A long-awaited honor for Atlanta civil rights activist

22-mile stretch of U.S. 80 renamed for Robert “Bob” Mants
Hosea Williams and John Lewis lead marchers across the Edmund Pettus Bridge in Selma, Alabama, on Bloody Sunday. Robert "Bob" Mants is pictured walking between Williams and Lewis. (Tom Lankford/The Birmingham News via AP)

Credit: AP

Credit: AP

Hosea Williams and John Lewis lead marchers across the Edmund Pettus Bridge in Selma, Alabama, on Bloody Sunday. Robert "Bob" Mants is pictured walking between Williams and Lewis. (Tom Lankford/The Birmingham News via AP)

Gundi Mants Turner felt like she might be floating on a “pink bubble” as a crowd gathered recently to honor her late uncle Robert Mants Jr.

For most of her life, she either witnessed or heard stories of his contributions to the civil rights movement. And while others like the late Congressman John Lewis and the Rev. Martin Luther King Jr. have long been celebrated for their civil rights work, Mants remained in the shadows for much of his life.

Outside of his family and close friends, few were familiar with the work he did, starting with the Student Nonviolent Coordinating Committee (SNCC).

“He was never the type to want to be upfront and recognized, but he was upfront,” Turner said recently. “He was right there when they knocked John Lewis to the ground and water hosed him.”

Indeed, Mants suffered the same humiliation as other leaders of the famed march.

So when a 22-mile stretch of U.S. 80 was renamed Robert “Bob” Mants Memorial Freeway, Turner said she could barely contain her excitement.

She was among nearly 250, including a host of relatives and friends, who gathered April 25 at a dedication ceremony in Montgomery, where Mants spent most of his life.

Alabama Reps.
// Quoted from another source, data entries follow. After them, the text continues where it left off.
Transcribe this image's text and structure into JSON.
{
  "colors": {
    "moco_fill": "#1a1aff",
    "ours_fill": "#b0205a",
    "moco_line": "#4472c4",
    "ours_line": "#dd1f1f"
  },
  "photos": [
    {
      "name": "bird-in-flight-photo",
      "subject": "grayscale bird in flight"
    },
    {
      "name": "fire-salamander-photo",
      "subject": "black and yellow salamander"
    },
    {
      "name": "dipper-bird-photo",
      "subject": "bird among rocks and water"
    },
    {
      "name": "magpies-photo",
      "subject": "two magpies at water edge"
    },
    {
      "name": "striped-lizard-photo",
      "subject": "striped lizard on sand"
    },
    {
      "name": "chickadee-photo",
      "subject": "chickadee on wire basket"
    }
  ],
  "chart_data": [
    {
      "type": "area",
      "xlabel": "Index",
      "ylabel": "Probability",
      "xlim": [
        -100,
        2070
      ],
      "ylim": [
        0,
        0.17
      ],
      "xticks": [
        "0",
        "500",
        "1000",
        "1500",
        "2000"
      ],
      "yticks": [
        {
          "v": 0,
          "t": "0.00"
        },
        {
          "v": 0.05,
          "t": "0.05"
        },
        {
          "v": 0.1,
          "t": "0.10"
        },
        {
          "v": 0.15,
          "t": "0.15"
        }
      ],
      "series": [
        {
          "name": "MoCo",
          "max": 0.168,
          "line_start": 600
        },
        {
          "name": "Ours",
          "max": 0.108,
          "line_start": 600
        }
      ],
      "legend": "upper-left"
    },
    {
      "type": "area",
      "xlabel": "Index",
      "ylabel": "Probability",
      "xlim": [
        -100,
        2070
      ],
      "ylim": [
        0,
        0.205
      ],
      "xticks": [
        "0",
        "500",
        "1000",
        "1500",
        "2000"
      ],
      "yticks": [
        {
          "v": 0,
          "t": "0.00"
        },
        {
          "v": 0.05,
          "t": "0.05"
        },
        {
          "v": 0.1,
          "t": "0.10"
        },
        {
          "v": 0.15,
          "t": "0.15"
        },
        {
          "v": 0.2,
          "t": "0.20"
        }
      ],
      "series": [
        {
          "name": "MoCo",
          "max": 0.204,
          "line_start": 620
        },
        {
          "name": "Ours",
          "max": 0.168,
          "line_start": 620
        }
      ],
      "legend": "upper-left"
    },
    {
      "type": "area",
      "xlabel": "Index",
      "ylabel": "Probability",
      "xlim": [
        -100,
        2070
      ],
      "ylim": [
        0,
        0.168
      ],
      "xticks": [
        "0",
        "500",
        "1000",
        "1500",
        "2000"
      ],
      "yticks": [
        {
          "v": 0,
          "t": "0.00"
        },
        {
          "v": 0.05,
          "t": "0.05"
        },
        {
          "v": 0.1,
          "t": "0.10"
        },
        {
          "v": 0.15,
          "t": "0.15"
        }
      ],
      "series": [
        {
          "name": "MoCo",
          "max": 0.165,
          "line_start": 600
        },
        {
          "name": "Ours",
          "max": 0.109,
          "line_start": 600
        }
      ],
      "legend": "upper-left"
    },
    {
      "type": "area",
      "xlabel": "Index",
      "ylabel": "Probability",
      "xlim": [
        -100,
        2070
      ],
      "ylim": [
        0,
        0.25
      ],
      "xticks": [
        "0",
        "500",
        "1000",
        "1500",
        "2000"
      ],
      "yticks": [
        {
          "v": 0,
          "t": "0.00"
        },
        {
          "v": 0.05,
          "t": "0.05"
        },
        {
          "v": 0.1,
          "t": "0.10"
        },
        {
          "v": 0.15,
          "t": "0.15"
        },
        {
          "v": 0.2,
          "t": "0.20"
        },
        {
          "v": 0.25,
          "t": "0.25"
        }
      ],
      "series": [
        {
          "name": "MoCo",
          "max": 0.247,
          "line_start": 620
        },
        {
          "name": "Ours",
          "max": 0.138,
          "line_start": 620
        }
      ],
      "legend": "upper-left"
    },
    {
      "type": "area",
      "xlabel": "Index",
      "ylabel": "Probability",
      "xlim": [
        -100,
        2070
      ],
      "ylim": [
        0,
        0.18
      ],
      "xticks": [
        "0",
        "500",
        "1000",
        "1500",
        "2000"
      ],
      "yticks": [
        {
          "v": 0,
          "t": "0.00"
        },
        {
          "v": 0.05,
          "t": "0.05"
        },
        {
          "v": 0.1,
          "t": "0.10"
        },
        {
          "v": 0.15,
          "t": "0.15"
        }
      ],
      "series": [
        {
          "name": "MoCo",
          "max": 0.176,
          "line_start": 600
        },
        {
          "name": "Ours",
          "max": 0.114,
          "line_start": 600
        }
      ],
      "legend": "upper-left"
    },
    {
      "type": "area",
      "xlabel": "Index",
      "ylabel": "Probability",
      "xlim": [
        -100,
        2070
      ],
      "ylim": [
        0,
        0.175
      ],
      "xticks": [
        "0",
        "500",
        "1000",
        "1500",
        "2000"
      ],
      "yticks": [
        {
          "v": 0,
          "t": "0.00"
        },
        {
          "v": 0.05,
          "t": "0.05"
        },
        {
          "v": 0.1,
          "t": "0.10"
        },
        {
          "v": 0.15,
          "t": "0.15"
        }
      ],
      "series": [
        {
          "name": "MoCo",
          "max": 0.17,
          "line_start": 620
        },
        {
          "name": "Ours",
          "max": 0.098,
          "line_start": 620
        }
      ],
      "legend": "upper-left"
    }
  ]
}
Kelvin Lawrence and Prince Chestnut spearheaded efforts to rename the freeway.

Prince said that he began the work last year because Mants was a noble man.

“He helped people. And unlike other leaders, he did not seek the spotlight,” Prince wrote in an email exchange. “Instead, he did the work.”

Prince recalled that when he was a young lawyer representing Lowndes County, Mants would often attend meetings to offer words of encouragement to him. It would be much later that he understood Mants’ place in history.

“Most people with his resume broadcast their feats, but he did not,” Prince wrote. “Moreover, he actually moved from Atlanta to Lowndes County, Alabama, remained here, and continued to work long after Bloody Sunday. It was the reverse of what most people do, which is move from rural Alabama to metropolitan areas.”

Prince said that people like Mants, who work for others and do not seek the spotlight, are often overlooked.

“His work with voting rights, participation, and organization affords me the opportunity to hold my office of public trust,” Prince wrote. “Lowndes County and Central Alabama today are vastly and politically different from the one he inherited when he first moved here in the late 1960s. Much of the positive change is a direct result of his work. His commitment to humanity and his decision to live a normal life and raise his family in rural Alabama were important. He did not abandon this area as others have.”

Prince hopes that highlighting someone like Mants, who made Alabama his home, will “spur interest from other men and women of honor who will invest there or leave the big city and make this region home so that we can improve the quality of life for people who reside here.”

Mants’ daughter Kadejah Mants Broughton, also of Atlanta, called her father her first love but said he wore many hats.

She said he was an “ordinary man who walked this earth with purpose and wisdom and shared it with everyone.

“I am grateful and honored to be able to let the world know he was here and what a difference he made.”

The Alabama Legislature voted to rename a 22-mile stretch in 2021 but did not appropriate funds for signage. Mants’ family recently raised enough money to make that happen.

At the height of the civil rights movement, Mants moved from his hometown of Atlanta to Lowndes County, Alabama, where he helped plan the Selma-to-Montgomery March in 1965.

By then, he was already in the thick of the movement, volunteering at the SNCC headquarters.

Photos captured him standing immediately behind Lewis on Bloody Sunday when the late congressman led the march across the Edmund Pettus Bridge in Selma.

Mants would remain in Lowndes County where he helped register Black people to vote and then create a temporary tent city for those who’d been evicted from their homes in retaliation for registering.

He would go on to serve as a Lowndes County commissioner for many years. He passed in 2011 after suffering a heart attack during a visit to Atlanta.